Further, according to the present invention, preferably, a heat conductive member having a heat conductivity of 130 W / m · K or more is inserted into a through hole formed at a portion where the drive circuit element is mounted and penetrating the upper and lower surfaces of the base. By joining, heat generated from the drive circuit element can be efficiently transferred to the lower surface of the optical semiconductor package via the heat conducting member and radiated to the atmosphere. Accordingly, the temperature of the drive circuit element is always kept at an appropriate temperature, and heat transmitted from the drive circuit element to the optical semiconductor element can be effectively prevented.

[Brief description of the drawings]

FIG. 1 is a sectional view showing an example of an embodiment of an optical semiconductor package of the present invention.

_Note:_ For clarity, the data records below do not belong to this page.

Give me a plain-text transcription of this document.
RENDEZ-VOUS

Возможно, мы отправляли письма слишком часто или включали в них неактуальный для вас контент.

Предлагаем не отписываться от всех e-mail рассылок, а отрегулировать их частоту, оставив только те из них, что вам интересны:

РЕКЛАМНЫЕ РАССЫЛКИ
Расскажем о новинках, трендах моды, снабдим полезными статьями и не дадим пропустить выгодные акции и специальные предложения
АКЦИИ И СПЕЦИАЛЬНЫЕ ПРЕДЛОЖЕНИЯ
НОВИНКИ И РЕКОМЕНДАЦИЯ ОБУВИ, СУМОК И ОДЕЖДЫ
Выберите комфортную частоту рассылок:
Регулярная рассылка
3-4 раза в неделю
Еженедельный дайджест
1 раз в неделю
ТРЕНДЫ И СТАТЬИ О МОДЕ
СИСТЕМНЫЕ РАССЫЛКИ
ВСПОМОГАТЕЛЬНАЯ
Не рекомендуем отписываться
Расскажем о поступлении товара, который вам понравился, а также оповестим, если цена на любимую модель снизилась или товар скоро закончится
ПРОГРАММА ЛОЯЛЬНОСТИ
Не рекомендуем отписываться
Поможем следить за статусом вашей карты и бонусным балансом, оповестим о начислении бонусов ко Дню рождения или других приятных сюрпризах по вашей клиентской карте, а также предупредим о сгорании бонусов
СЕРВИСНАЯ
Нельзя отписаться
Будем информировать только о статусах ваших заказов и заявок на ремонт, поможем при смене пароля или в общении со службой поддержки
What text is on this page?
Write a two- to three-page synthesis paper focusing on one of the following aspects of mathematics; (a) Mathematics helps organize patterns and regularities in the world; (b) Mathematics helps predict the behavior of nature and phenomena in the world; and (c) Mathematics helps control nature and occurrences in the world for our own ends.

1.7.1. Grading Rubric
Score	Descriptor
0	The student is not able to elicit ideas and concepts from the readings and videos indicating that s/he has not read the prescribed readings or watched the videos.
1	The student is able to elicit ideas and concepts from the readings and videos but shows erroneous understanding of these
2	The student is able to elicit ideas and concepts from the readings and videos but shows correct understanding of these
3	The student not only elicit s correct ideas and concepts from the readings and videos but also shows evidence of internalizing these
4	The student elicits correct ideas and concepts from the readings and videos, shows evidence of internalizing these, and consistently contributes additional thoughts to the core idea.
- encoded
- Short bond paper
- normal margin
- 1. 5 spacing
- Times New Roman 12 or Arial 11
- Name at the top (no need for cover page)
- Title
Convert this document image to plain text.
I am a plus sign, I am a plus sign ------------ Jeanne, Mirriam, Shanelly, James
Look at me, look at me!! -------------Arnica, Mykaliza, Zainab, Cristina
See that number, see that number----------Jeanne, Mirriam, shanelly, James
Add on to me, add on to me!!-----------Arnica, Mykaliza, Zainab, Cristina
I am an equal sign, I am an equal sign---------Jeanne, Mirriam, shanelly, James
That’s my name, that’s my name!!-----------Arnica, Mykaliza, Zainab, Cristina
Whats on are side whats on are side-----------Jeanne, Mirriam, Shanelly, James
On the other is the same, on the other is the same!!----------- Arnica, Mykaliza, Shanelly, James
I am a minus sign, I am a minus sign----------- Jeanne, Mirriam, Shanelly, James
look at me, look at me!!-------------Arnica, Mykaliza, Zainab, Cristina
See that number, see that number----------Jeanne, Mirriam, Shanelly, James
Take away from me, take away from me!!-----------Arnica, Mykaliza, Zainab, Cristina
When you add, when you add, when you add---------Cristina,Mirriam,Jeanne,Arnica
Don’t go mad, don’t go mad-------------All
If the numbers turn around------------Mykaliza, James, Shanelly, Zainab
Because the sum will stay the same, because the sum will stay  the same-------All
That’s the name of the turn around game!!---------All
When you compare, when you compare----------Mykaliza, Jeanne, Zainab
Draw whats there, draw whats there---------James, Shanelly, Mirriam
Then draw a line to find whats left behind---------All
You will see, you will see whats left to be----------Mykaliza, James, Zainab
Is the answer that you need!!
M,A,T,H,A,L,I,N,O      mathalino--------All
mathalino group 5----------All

FIG. 2 is a top view of the optical semiconductor package of FIG. 1;

FIG. 3 is a sectional view showing another example of the embodiment of the optical semiconductor package of FIG. 1;

FIG. 4 is a sectional view showing another example of the embodiment of the optical semiconductor package of FIG. 1;

FIG. 5 is a sectional view of an example of a conventional optical semiconductor package.

[Explanation of symbols]

 1: base 1a, 1b: mounting portion 1c: through hole 2: frame body 3: lid 5: mounting base 6: optical semiconductor element 7: drive circuit element 8: optical fiber 10: heat conductive member

Claims (2)

[Claims] A base having a mounting portion on which an optical semiconductor element and an end of an optical fiber are mounted via a mounting base on a bottom surface of a concave portion formed at a substantially central portion of an upper surface; A drive circuit element for driving the optical semiconductor element, mounted on the periphery of the optical semiconductor element in proximity to the optical semiconductor element, and surrounding the mounting base and the drive circuit element on the periphery of the upper surface of the base. And a lid attached to the upper surface of the frame, wherein the driving circuit element has a driving frequency band of 1G.
Hz or more, and the substrate has a thermal conductivity of 10 to 25 W /
a thickness of a portion corresponding to the mounting portion, which is made of a dielectric material of m · K, is 0.6 to 2 mm, and a distance between the optical semiconductor element and the drive circuit element is 6 to 20 mm. Package for storing an optical semiconductor element. 2. A through-hole penetrating the upper and lower surfaces of the base at a portion of the base on which the drive circuit element is mounted, and the through-hole has a heat conductivity of 130 W / m · K or more. 2. The conductive member is fitted and joined.
The package for storing an optical semiconductor element according to the above.